La saga de Grimr di Jérémie Moreau.

Si è concluso il 28 gennaio il 45º festival internazionale del fumetto di Angoulême. Ottima edizione nel suo insieme – con molte esposizioni di notevole interesse a cominciare dai giapponesi Osamu Tezuka e Naoki Urasawa oltre al francese Emmanuel Guibert – e con un buon palmarès, anche se imperfetto riguardo ai libri premiati, conferma un festival in buona forma anche se in futuro dovrà tornare a guardare da vicino le frontiere più avanzate del fumetto d’autore.

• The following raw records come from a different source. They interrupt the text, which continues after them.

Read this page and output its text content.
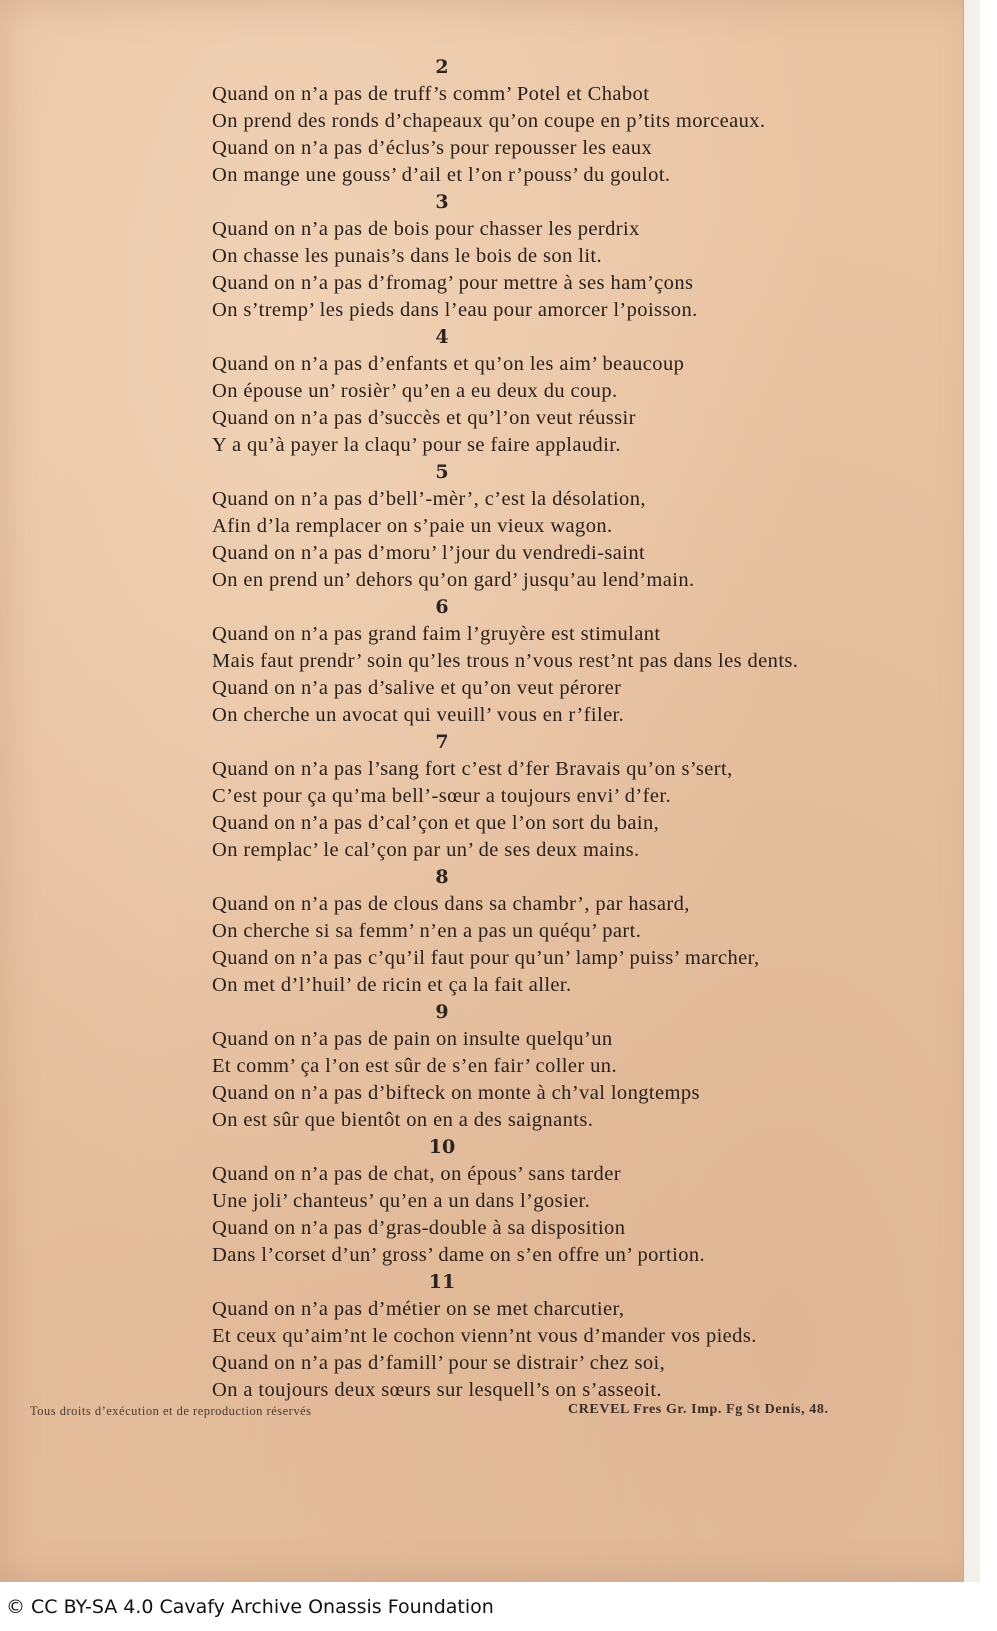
2
Quand on n’a pas de truff’s comm’ Potel et Chabot
On prend des ronds d’chapeaux qu’on coupe en p’tits morceaux.
Quand on n’a pas d’éclus’s pour repousser les eaux
On mange une gouss’ d’ail et l’on r’pouss’ du goulot.
3
Quand on n’a pas de bois pour chasser les perdrix
On chasse les punais’s dans le bois de son lit.
Quand on n’a pas d’fromag’ pour mettre à ses ham’çons
On s’tremp’ les pieds dans l’eau pour amorcer l’poisson.
4
Quand on n’a pas d’enfants et qu’on les aim’ beaucoup
On épouse un’ rosièr’ qu’en a eu deux du coup.
Quand on n’a pas d’succès et qu’l’on veut réussir
Y a qu’à payer la claqu’ pour se faire applaudir.
5
Quand on n’a pas d’bell’-mèr’, c’est la désolation,
Afin d’la remplacer on s’paie un vieux wagon.
Quand on n’a pas d’moru’ l’jour du vendredi-saint
On en prend un’ dehors qu’on gard’ jusqu’au lend’main.
6
Quand on n’a pas grand faim l’gruyère est stimulant
Mais faut prendr’ soin qu’les trous n’vous rest’nt pas dans les dents.
Quand on n’a pas d’salive et qu’on veut pérorer
On cherche un avocat qui veuill’ vous en r’filer.
7
Quand on n’a pas l’sang fort c’est d’fer Bravais qu’on s’sert,
C’est pour ça qu’ma bell’-sœur a toujours envi’ d’fer.
Quand on n’a pas d’cal’çon et que l’on sort du bain,
On remplac’ le cal’çon par un’ de ses deux mains.
8
Quand on n’a pas de clous dans sa chambr’, par hasard,
On cherche si sa femm’ n’en a pas un quéqu’ part.
Quand on n’a pas c’qu’il faut pour qu’un’ lamp’ puiss’ marcher,
On met d’l’huil’ de ricin et ça la fait aller.
9
Quand on n’a pas de pain on insulte quelqu’un
Et comm’ ça l’on est sûr de s’en fair’ coller un.
Quand on n’a pas d’bifteck on monte à ch’val longtemps
On est sûr que bientôt on en a des saignants.
10
Quand on n’a pas de chat, on épous’ sans tarder
Une joli’ chanteus’ qu’en a un dans l’gosier.
Quand on n’a pas d’gras-double à sa disposition
Dans l’corset d’un’ gross’ dame on s’en offre un’ portion.
11
Quand on n’a pas d’métier on se met charcutier,
Et ceux qu’aim’nt le cochon vienn’nt vous d’mander vos pieds.
Quand on n’a pas d’famill’ pour se distrair’ chez soi,
On a toujours deux sœurs sur lesquell’s on s’asseoit.
Tous droits d’exécution et de reproduction réservés	CREVEL Fres Gr. Imp. Fg St Denis, 48.
© CC BY-SA 4.0 Cavafy Archive Onassis Foundation
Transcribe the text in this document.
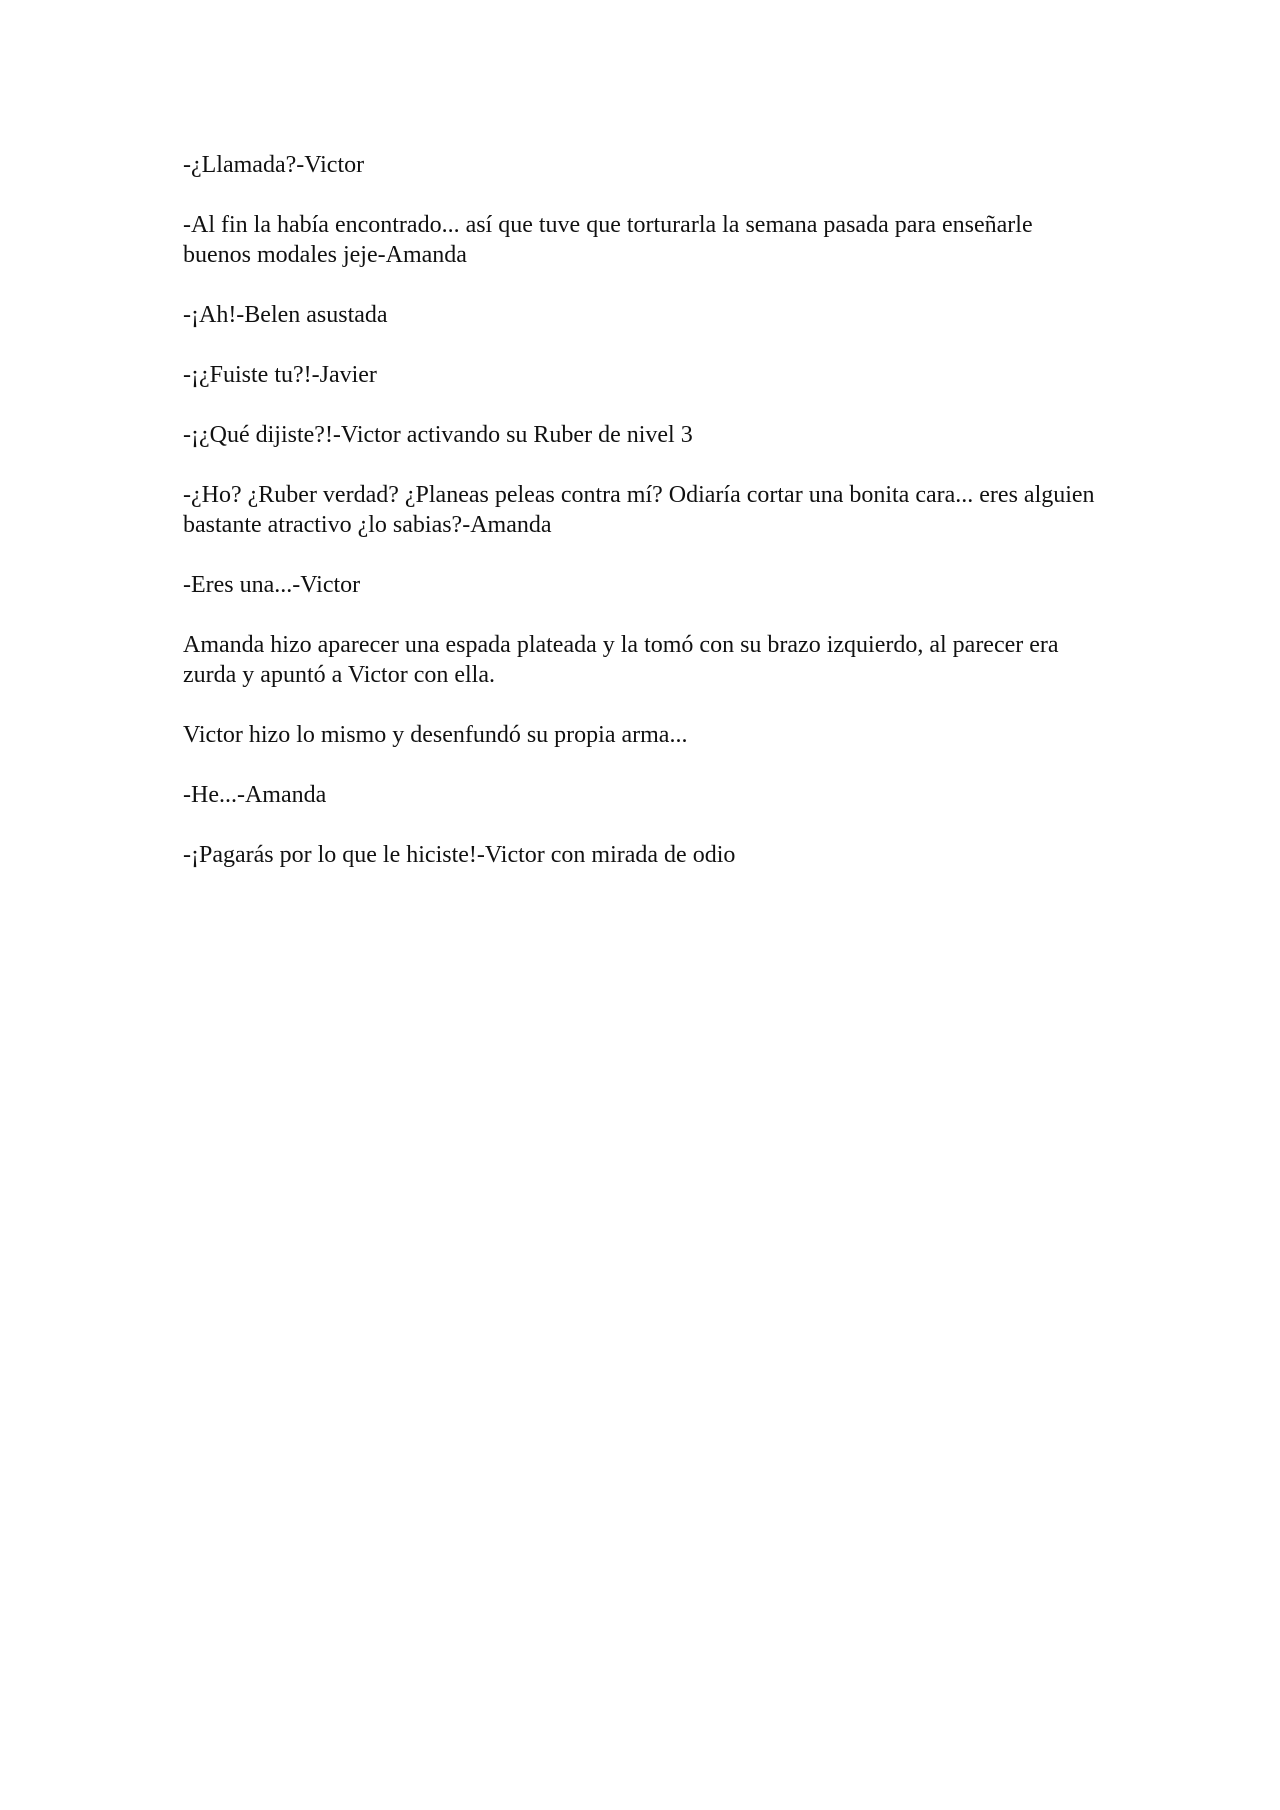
-¿Llamada?-Victor

-Al fin la había encontrado... así que tuve que torturarla la semana pasada para enseñarle buenos modales jeje-Amanda

-¡Ah!-Belen asustada

-¡¿Fuiste tu?!-Javier

-¡¿Qué dijiste?!-Victor activando su Ruber de nivel 3

-¿Ho? ¿Ruber verdad? ¿Planeas peleas contra mí? Odiaría cortar una bonita cara... eres alguien bastante atractivo ¿lo sabias?-Amanda

-Eres una...-Victor

Amanda hizo aparecer una espada plateada y la tomó con su brazo izquierdo, al parecer era zurda y apuntó a Victor con ella.

Victor hizo lo mismo y desenfundó su propia arma...

-He...-Amanda

-¡Pagarás por lo que le hiciste!-Victor con mirada de odio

Sul palmarès diremo semplicemente che l’opera vincitrice – La saga de Grimr, di Jérémie Moreau – è un libro più che dignitoso, anche meritevole di un’edizione italiana, poiché il giovane autore va incoraggiato, ma che non regge il confronto con il capolavoro Paesaggio dopo la battaglia (Coconino press) di Éric Lambé e Philippe de Pierpont, il titolo che vinse l’anno scorso, più che meritatamente. Senza voler essere esageratamente duri, possibile che non ci fosse un’opera sempre accessibile ma più potente, più forte, del pur pregevole La saga de Grimr?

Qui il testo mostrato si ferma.